You’ll want it if you’re running Mojave 18A384a or higher, as the new Mojave builds require “usage statements” built into applications as part of their privacy controls. Previous betas of Default Folder X didn’t have these, resulting in newer iterations of Mojave summarily killing it if it tries to access protected folders, like those containing your contacts or music.
This Default Folder X build also includes a bunch new dialogs to alert you when it hasn’t been given adequate access to things in System Preferences > Security & Privacy > Privacy. The biggest stumbling block is access to Automation — giving DFX permission to use AppleScript to talk to the Finder, Path Finder, ForkLift and System Preferences. DFX uses AppleScript to get lists of open windows and navigate to folders and files in Finder / Path Finder / ForkLift, as well as opening System Preferences to the right preference pane so you can update necessary settings.

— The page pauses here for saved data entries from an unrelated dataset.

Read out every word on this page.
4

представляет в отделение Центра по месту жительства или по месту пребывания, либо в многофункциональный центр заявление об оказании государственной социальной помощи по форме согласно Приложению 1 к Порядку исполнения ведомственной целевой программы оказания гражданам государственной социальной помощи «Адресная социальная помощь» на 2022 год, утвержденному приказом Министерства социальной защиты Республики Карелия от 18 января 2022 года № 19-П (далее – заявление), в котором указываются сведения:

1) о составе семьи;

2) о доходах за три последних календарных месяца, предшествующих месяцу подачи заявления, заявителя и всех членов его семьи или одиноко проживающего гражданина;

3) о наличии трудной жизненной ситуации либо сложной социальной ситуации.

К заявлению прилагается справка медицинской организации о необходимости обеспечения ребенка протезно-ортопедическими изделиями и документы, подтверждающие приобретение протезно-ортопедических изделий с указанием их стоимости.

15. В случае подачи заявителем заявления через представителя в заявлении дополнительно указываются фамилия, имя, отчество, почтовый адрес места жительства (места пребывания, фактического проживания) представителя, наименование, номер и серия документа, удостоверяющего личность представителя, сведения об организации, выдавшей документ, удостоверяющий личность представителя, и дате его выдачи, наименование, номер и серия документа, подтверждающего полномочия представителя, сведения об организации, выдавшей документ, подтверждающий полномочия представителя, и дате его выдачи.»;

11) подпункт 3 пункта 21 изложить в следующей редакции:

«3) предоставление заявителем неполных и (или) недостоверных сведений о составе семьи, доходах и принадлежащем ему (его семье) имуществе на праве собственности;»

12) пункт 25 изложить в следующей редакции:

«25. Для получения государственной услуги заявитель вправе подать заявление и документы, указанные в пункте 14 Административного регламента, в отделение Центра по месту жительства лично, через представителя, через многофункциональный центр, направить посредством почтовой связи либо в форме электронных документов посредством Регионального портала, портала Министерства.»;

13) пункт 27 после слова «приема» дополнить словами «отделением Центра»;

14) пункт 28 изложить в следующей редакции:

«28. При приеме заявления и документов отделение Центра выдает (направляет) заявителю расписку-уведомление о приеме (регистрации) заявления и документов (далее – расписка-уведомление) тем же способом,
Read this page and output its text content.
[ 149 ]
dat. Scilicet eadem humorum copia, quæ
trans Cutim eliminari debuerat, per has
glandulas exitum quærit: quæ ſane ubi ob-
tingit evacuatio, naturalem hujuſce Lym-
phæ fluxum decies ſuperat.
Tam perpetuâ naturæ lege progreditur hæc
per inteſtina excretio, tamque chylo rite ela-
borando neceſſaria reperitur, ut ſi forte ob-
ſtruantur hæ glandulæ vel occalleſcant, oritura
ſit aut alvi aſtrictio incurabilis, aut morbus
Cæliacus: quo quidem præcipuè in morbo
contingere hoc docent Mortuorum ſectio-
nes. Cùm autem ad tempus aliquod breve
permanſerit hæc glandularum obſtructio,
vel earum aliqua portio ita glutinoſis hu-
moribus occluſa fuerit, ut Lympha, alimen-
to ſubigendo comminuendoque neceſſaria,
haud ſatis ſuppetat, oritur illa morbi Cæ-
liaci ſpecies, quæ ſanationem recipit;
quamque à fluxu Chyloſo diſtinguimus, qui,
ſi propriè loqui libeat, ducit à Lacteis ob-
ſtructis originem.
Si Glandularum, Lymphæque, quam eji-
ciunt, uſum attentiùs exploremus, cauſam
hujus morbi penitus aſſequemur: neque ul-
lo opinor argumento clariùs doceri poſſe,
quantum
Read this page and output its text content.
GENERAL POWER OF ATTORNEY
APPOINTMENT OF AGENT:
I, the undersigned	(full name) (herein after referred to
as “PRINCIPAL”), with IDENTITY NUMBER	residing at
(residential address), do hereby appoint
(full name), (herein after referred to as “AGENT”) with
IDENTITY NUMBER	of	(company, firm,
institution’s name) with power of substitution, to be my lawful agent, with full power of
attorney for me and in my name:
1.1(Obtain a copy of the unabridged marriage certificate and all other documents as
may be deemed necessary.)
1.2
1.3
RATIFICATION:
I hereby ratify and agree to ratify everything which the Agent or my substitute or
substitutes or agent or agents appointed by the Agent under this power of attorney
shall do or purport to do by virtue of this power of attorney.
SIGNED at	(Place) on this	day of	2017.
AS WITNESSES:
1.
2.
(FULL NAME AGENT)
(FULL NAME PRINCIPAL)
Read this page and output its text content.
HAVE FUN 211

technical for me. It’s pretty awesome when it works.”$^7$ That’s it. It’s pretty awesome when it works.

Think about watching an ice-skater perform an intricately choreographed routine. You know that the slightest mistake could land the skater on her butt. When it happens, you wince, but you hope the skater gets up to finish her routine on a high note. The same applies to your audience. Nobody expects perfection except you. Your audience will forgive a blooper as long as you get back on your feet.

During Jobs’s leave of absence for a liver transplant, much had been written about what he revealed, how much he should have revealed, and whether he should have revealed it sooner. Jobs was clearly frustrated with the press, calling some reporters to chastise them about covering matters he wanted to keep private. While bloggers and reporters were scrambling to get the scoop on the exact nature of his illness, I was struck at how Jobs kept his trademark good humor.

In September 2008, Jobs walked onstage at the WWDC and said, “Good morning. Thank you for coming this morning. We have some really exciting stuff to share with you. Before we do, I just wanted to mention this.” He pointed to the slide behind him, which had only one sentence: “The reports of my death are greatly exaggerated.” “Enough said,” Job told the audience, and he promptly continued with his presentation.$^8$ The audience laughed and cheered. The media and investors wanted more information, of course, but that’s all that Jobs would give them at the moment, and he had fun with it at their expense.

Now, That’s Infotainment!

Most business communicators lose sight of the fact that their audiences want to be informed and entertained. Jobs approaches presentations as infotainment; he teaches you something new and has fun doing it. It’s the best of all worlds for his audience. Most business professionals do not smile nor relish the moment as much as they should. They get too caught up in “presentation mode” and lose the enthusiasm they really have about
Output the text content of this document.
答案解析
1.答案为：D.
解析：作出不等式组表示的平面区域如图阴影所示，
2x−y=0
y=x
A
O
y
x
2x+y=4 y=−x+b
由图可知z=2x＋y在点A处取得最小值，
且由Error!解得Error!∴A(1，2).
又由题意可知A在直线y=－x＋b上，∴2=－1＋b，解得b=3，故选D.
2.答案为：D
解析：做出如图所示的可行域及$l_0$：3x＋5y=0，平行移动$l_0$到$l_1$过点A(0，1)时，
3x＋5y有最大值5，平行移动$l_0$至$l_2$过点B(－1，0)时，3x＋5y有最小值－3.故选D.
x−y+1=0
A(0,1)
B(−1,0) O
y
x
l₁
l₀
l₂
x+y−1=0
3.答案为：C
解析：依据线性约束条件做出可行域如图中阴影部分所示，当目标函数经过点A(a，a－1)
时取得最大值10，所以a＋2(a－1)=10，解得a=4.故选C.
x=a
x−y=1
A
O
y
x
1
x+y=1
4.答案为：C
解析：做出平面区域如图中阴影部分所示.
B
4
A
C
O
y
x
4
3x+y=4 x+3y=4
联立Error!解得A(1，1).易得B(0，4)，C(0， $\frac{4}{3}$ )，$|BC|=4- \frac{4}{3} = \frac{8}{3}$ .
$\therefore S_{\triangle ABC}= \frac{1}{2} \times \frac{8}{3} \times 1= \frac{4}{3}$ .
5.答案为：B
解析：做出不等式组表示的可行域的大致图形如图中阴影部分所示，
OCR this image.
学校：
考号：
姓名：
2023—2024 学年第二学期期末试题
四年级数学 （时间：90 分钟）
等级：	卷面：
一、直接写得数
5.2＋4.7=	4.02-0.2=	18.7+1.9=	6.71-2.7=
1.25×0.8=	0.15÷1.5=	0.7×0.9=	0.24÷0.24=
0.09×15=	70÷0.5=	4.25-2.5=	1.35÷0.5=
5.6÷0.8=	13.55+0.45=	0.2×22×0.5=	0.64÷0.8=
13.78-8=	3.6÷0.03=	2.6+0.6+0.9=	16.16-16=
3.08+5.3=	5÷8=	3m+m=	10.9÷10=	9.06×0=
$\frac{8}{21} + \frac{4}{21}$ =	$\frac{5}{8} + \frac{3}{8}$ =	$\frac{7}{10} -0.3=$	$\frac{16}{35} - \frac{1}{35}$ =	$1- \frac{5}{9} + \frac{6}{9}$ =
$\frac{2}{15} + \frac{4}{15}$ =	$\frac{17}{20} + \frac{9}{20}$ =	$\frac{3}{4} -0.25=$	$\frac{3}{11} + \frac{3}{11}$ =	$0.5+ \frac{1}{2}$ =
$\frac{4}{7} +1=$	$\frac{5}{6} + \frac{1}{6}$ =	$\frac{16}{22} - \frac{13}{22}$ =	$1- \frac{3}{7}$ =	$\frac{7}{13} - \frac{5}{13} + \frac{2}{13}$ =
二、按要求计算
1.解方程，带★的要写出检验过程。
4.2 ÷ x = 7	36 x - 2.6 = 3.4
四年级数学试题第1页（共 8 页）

While there’s definitely a need for Mojave’s increased security, it’s a bit piecemeal at present. I’d love it if Apple would provide developers with some sort of API to help inform users in one shot of everything that an application needs access to, and to help them configure that access conveniently. As it stands right now, you’ll encounter multiple alerts as you use Default Folder X — they pop up in the middle of whatever you’re doing when Default Folder X first tries to touch something that’s protected. They’re not terrible, but they interrupt what you’re doing and, as such, aren’t presented at a time when you’re likely to devote your full attention to the security choice you’re being asked to make. So be prepared for a few alerts when you first start using Default Folder X in Mojave — it’s now the price we pay for additional security.
Oh, and on top of all the security shenanigans, Default Folder X 5.2.6b7 also tracks your recently used files much more effectively, even if the Recent Items system in macOS misses them. Something I’m happy to have finally sorted out!
Release notes and a download link are on the Default Folder X beta testing page.